Saturday, January 24, 2015

Compilers and costs of abstraction

Experimenting recently with embedded development I wondered how much abstraction comparable to virtual function table would cost. So I quickly wrote a small test app to check this:

#ifdef __AVR__
#include <avr/io.h>
void led_on() { PORTB |= 0x04; }
void led_off() { PORTB &= (unsigned char)~0x04; }
#else // __AVR__
#include <mcs51/8051.h>
void led_on() { P0 |= 0x04; }
void led_off() { P0 &= (unsigned char)~0x04; }
#endif // __AVR__

typedef void (*func_t)(void);
const func_t a = led_on;
const func_t b = led_off;

void main()
{
    while(1)
    {
        a();
        b();
    }
}

Compiling it with SDCC 3.4.0 for 8051 target and checking asm output I've got exactly what I expected - explicit reads from code segment and indirect calls. Compared to simple port bit manipulation this looks pretty overcomplicated:

_led_on:
        orl     _P0,#0x04
        ret
_led_off:
        anl     _P0,#0xFB
        ret
_main:
00102$:
        mov     dptr,#_a
        clr     a
        movc    a,@a+dptr
        mov     r0,a
        mov     a,#0x01
        movc    a,@a+dptr
        mov     dph,a
        mov     dpl,r0
        lcall   __sdcc_call_dptr
        mov     dptr,#_b
        clr     a
        movc    a,@a+dptr
        mov     r0,a
        mov     a,#0x01
        movc    a,@a+dptr
        mov     dph,a
        mov     dpl,r0
        lcall   __sdcc_call_dptr
        sjmp    00102$

Now, it's GCC time. Compiling source with "avr-gcc -mmcu=atmega328 -O2 -flto main.c" gives the following output:

00000080 <main>:
  80: 2a 9a       sbi 0x05, 2 ; 5
  82: 2a 98       cbi 0x05, 2 ; 5
  84: fd cf       rjmp .-6       ; 0x80 <main>

Uhm, applause to GCC developers :) Compiler is smart enough to see that function pointers are constant in this case, so it can call functions directly. And since functions are really tiny it decides to inline them. 

Conclusion? If you have smart enough compiler then constant function pointer tables are just as efficient as calling functions directly, with possible automatic inlining. And if you really need dynamic polymorphism you don't need to rewrite anything - just use non-constant pointers.

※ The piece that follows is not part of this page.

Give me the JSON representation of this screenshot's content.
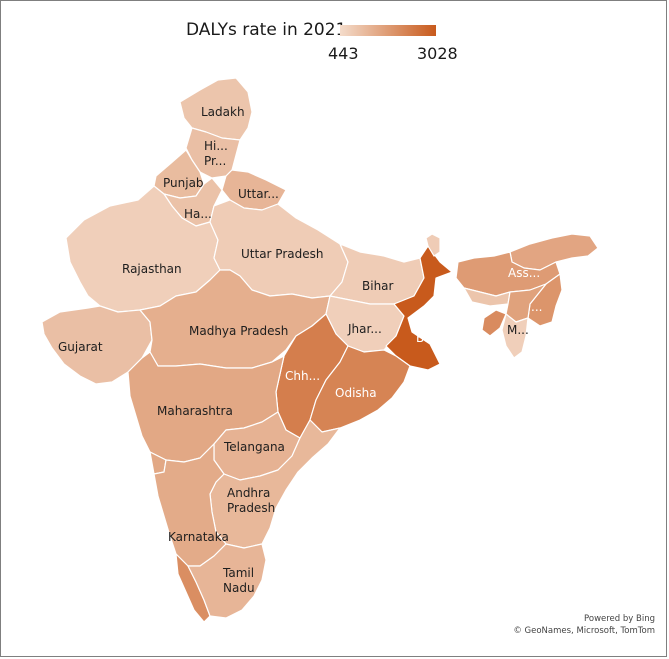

And, surely - GCC rocks :)

Sunday, January 4, 2009

SH light pre-pass renderer?

I really like idea of light pre-pass approach (credits to Wolfgang Engel here), but there is still one drawback - it's difficult to implement significantly different shading models.

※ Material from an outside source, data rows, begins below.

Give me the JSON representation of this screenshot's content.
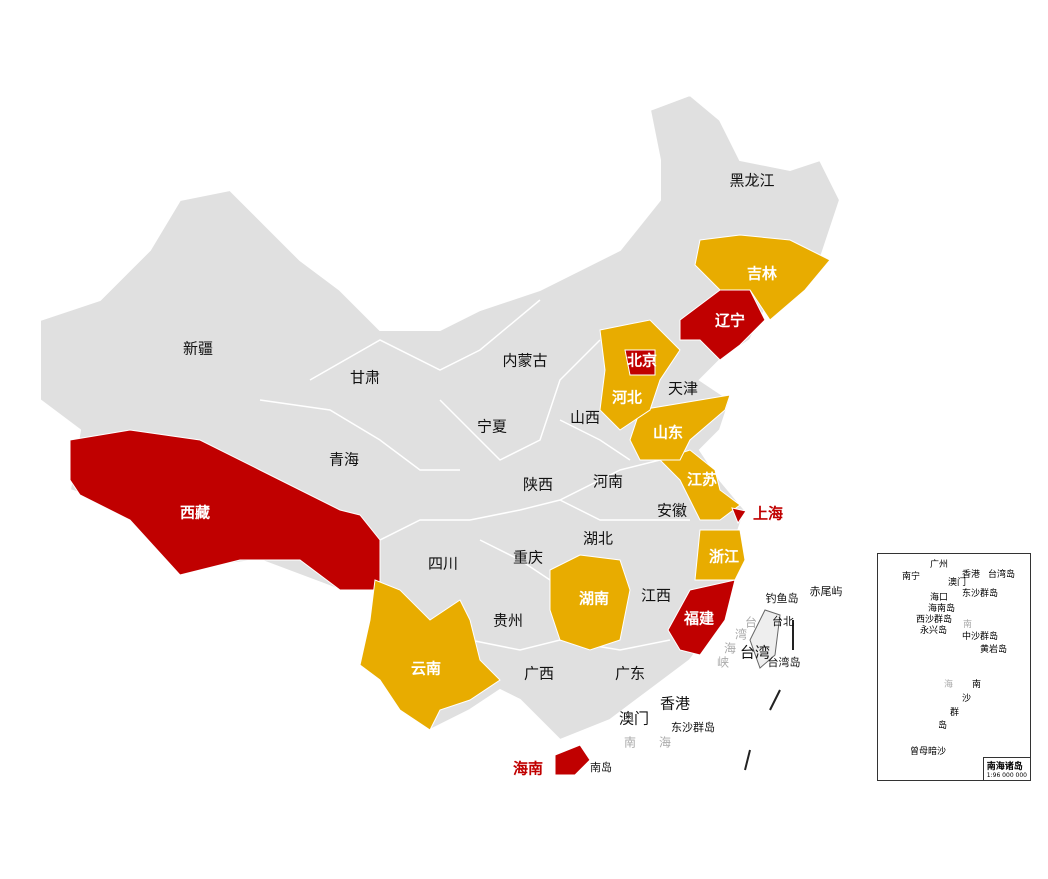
{
  "colors": {
    "base": "#e0e0e0",
    "border": "#ffffff",
    "red": "#c00000",
    "gold": "#e8ac00"
  },
  "provinces": {
    "heilongjiang": "黑龙江",
    "jilin": "吉林",
    "liaoning": "辽宁",
    "neimenggu": "内蒙古",
    "beijing": "北京",
    "tianjin": "天津",
    "hebei": "河北",
    "shanxi": "山西",
    "shandong": "山东",
    "xinjiang": "新疆",
    "gansu": "甘肃",
    "ningxia": "宁夏",
    "qinghai": "青海",
    "shaanxi": "陕西",
    "henan": "河南",
    "jiangsu": "江苏",
    "shanghai": "上海",
    "anhui": "安徽",
    "xizang": "西藏",
    "sichuan": "四川",
    "chongqing": "重庆",
    "hubei": "湖北",
    "zhejiang": "浙江",
    "hunan": "湖南",
    "jiangxi": "江西",
    "fujian": "福建",
    "guizhou": "贵州",
    "yunnan": "云南",
    "guangxi": "广西",
    "guangdong": "广东",
    "xianggang": "香港",
    "aomen": "澳门",
    "hainan": "海南",
    "taiwan": "台湾"
  },
  "highlight": {
    "red": [
      "北京",
      "辽宁",
      "上海",
      "西藏",
      "福建",
      "海南"
    ],
    "gold": [
      "吉林",
      "河北",
      "山东",
      "江苏",
      "浙江",
      "湖南",
      "云南"
    ]
  },
  "islands": {
    "diaoyu": "钓鱼岛",
    "chiwei": "赤尾屿",
    "taipei": "台北",
    "taiwan_island": "台湾岛",
    "dongsha": "东沙群岛",
    "nanhai1": "南",
    "nanhai2": "海",
    "hainan_dao": "南岛",
    "strait": [
      "台",
      "湾",
      "海",
      "峡"
    ]
  },
  "inset": {
    "title": "南海诸岛",
    "scale": "1:96 000 000",
    "labels": [
      "南宁",
      "广州",
      "香港",
      "澳门",
      "台湾岛",
      "海口",
      "东沙群岛",
      "海南岛",
      "西沙群岛",
      "永兴岛",
      "南",
      "中沙群岛",
      "黄岩岛",
      "海",
      "南",
      "沙",
      "群",
      "岛",
      "曾母暗沙"
    ]
  }
}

Recently I was playing with SH-based lighting, and suddenly one idea has struck me :) It is theoretically possible to accumulate irradiance into SH in screen space using only depth-buffer, then render scene with this information. Of course, implementing this straightforward is just sick, as it would require at least 4x3 channels per pixel for linear SH only, not to mention quadratic SH needing 9x3 channels per pixel. On the other hand, there are some optimizations possible. A few that immediately come to mind:

1) Store color for 0-th band only, this will drastically reduce space needed to 3+3 or 3+8 channels, and there is some hope that subjective quality won't be too bad since human eye is much more sensitive to intensity than to color

2) If we forget about shadows for a while, irradiance is quite a low frequency function, so it might be possible to store it at lower resolution, and still get nice per-pixel bump-mapped details. That way framebuffer memory requirements could be lowered by a factor of 4x-16x or even more. This can be used to increase SH order or to store more color information. Another possibility is to store irradiance for different depths so that we can handle transparency in the same rendering path.

3) Considering shadows - this needs experimentation, but I still believe that it would be sufficient to have 1 irradiance sample per 2x2 pixel block for a good quality, or 4x4 block for average quality. Furthermore, shadow filtering becomes much cheaper since we are already working at lower resolutions.

I'm considering trying to implement this in near future, unless people at gamedev.net forums tell this is way too mad :)

P.S. One more thought - using second very low resolution screen space ambient irradiance map (something like 8x6, maybe 2 or 4 layers) it might be possible to regenerate it in real time, achieving realtime global illumination :)

Wednesday, July 23, 2008

First post

Well, that's it. I'm working as a graphics programmer in a small company, and currently I'm starting a major rework of hastily written graphics engine to improve quality, features and speed. The purpose of this blog is to share ideas and experimentation results I come up with. Another goal is to improve my written technical english skill, since I believe that ability to clearly express ideas in different languages (my native is russian) should help thinking in more ways, and as a neat side effect - widen job opportunities "just in case".